The groups of runners grew thicker now, and I struggled to keep up, taking at least one clear shot of every face. They still stuck together in packs, though. During a break in the crowd, I looked over my shoulder at the runners who’d finished—but not to locate Brody. Only to find Kaye.

  The runner I saw instead was Sawyer, standing stock still and staring into space, his face so white he looked green.

  Picking up the camera bag at my feet, I strode over and handed it to him. “Get my phone out of the front pocket, would you?” I couldn’t watch him because I had to keep clicking away at the runners, but in a minute he was holding the phone in front of me. At least he could still follow instructions. I swept my thumb across the screen, punched in my security code, and handed the phone back to him. “Dial Tia.”

  When my phone appeared in front of me again, and there was another break in the runners, I spared Sawyer a glance. He was blinking awfully fast. I sandwiched the phone between my chin and my shoulder as I awkwardly peered through the camera and kept clicking.

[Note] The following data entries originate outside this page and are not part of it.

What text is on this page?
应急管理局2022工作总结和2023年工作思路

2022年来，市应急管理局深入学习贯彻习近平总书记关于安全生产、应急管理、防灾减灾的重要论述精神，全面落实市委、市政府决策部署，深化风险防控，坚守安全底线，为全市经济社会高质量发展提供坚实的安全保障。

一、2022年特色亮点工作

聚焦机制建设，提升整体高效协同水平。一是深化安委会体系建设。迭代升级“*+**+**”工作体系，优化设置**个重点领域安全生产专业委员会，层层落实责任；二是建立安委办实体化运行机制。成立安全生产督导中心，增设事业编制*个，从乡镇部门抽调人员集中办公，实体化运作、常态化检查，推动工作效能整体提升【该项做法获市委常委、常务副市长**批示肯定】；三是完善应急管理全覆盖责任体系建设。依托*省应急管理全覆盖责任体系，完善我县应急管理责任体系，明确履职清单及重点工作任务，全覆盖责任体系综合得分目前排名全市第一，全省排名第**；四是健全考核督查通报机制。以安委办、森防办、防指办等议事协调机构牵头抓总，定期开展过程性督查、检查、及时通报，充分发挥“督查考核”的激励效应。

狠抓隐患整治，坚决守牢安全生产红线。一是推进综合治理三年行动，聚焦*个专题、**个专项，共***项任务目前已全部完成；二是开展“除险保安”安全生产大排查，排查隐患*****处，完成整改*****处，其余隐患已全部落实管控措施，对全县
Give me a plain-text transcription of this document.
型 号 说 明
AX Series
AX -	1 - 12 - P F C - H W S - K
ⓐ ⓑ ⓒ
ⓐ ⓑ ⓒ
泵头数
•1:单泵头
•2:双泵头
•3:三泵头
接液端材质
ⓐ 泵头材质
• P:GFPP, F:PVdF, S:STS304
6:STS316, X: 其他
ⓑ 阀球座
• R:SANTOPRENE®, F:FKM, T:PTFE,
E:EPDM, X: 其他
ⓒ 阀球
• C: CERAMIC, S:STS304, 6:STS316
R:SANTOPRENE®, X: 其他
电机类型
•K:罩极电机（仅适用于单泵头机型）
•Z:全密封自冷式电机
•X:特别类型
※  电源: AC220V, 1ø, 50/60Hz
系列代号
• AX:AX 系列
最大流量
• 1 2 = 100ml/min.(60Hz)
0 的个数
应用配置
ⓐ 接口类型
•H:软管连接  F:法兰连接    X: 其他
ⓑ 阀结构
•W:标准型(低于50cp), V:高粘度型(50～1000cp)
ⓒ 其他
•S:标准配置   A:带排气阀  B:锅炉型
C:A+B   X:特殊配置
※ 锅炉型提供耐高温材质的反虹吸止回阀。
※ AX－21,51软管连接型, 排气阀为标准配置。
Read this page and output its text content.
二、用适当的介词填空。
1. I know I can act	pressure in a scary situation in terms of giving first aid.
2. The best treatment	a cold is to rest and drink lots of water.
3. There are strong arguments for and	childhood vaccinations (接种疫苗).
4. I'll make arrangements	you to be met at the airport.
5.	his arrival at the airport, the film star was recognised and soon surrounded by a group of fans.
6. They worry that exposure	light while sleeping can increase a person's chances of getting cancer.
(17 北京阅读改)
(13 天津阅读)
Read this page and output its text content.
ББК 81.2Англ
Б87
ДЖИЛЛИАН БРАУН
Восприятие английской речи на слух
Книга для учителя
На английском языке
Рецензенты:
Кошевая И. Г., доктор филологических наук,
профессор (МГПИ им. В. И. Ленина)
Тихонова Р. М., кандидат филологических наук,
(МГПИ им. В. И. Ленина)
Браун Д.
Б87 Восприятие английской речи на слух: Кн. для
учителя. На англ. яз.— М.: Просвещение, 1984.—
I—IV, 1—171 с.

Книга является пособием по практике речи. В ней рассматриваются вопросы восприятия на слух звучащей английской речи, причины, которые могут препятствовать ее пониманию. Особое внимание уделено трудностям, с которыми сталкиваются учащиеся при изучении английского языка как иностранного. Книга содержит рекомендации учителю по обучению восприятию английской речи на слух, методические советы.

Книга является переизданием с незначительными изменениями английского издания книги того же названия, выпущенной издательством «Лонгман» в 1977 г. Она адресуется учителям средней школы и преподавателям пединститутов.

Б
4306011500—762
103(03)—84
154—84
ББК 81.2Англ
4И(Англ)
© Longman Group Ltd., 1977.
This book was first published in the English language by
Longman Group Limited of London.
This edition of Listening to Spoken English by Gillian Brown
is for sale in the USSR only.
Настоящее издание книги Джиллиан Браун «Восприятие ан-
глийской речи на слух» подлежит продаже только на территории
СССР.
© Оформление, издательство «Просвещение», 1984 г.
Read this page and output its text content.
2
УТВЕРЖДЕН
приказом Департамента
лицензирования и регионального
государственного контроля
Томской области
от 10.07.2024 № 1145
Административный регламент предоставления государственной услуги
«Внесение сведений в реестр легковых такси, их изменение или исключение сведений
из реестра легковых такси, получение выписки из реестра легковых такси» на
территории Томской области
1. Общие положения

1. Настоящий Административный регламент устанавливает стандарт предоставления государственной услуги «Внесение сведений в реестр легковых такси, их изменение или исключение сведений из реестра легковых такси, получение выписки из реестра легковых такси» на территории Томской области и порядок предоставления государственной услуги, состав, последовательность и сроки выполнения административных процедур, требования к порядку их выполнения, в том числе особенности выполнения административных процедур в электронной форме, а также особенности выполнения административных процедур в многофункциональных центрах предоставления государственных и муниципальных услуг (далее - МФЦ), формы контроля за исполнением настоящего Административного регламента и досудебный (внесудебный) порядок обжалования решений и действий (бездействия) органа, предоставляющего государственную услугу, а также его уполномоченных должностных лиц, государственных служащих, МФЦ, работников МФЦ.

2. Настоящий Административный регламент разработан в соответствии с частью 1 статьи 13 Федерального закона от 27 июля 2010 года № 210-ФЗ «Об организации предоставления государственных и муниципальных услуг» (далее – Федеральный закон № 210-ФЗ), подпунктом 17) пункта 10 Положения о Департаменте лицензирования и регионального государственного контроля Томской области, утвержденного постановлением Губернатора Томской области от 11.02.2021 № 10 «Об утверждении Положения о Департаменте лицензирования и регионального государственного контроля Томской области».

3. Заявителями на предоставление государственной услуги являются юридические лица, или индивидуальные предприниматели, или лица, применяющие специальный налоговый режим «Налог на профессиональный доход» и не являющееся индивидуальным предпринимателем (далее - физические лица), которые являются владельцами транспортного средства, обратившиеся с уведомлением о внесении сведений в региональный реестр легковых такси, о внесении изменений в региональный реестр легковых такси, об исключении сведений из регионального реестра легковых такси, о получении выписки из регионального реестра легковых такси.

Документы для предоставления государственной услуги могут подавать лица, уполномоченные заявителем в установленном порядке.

  “Hey there, Annie Leibovitz!” Tia chirped.

  “Sawyer might pass out.”

  “I’ll be right there.” The line went dead.

  I slipped the phone into my pocket. I didn’t want to have to explain to the race sponsor, my boss for my first-ever gig as a professional photographer, that I’d missed capturing the last half of the race because my friend was going to faint. But I would have abandoned my job if Sawyer looked like he was about to hit the ground.

  Before that could happen, Tia rushed over to him. I turned back to the runners. Tia and Sawyer were close enough to me that I could hear their voices above the noise of the crowd and the rock band starting up somewhere behind the finish line.

  Tia: “Sawyer, dammit! Are you okay?”

  Sawyer: “I will be. In a couple of years.”

  Tia: “What the fuck did you run this race for? You just got out of the hospital. Are you trying to kill yourself?”